Meredith whistled to the dogs, and walked back to the blue canoe. Around her she felt the island changing – but changing in its own way and in its own time. She felt the thin soil shifting over the rocks, the thrift growing up through the gorse, becoming brighter as spring advanced. She put the great shell carefully back into
its box and began to paddle home. Ahead of her she made out the donkeys in their donkey paddock, the jennies in a cluster with last year’s foals among them. Glancing sideways, she couldn’t help seeing the definite scarlet of the Cardwell boathouse, now locked and unused, and further along the beach she saw the light reflected from Lee Kaa’s glasshouses. Further up the hillsides, above the boathouse and the donkey paddock, wound the new road, with the foundations of soon-to-be houses on either side of it. In a few years, twenty or thirty, say (nothing much when you thought of the age of the hills), the people who lived there would have mostly become friends and neighbours. Her grandparents would be living there. They would wander down for cups of tea, she would wander up for Anzac biscuits and home-made icecream. For some reason, accepting that new road, even though it was signalling great alterations in the world of her childhood, made her feel somehow older and wiser. Maybe this is my first day of being grown-up she thought, paddling onwards.

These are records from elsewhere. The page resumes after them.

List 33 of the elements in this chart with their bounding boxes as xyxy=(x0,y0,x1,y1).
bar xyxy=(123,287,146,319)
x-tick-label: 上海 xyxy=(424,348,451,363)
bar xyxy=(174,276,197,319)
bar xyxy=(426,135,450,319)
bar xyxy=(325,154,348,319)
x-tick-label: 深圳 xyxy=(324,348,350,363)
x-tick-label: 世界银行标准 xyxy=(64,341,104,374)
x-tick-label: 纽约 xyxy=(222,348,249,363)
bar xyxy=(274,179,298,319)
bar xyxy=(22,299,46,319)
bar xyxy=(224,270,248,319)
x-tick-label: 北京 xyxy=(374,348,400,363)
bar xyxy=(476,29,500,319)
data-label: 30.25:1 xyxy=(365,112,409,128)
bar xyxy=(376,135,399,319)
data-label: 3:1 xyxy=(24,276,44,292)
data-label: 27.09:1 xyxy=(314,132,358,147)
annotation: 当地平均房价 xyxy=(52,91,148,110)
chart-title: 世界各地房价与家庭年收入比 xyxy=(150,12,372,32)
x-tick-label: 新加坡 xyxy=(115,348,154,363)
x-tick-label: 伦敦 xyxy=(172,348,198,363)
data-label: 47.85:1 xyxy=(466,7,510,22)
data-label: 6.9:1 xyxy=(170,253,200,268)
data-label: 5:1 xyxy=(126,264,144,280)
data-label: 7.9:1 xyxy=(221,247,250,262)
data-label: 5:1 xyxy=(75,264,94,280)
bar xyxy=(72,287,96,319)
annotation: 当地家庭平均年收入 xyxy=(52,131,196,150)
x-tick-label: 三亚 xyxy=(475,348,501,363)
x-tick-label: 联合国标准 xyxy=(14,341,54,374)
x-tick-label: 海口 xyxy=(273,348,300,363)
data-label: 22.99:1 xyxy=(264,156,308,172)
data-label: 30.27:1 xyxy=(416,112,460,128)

Mixed world! Mixed world! Lee Kaa was walking by on the beach, and they waved to each other but he did not wait. Like Meredith, Lee Kaa liked to be on his own sometimes. Dreamers do, thought Meredith. Dreams branch out when you’re alone, and dreamers are all islands, really. She reached their shabby boathouse, pulled the blue canoe into it, then, carefully carrying her shell and with the dogs on either side of her, Meredith ran for the Zigzag, and scrambled back over the Edge of the World to her family and her birthday dinner, while behind her Kaitangata, wrapped in its own silence, lay like a tear on the smooth cheek of the bay.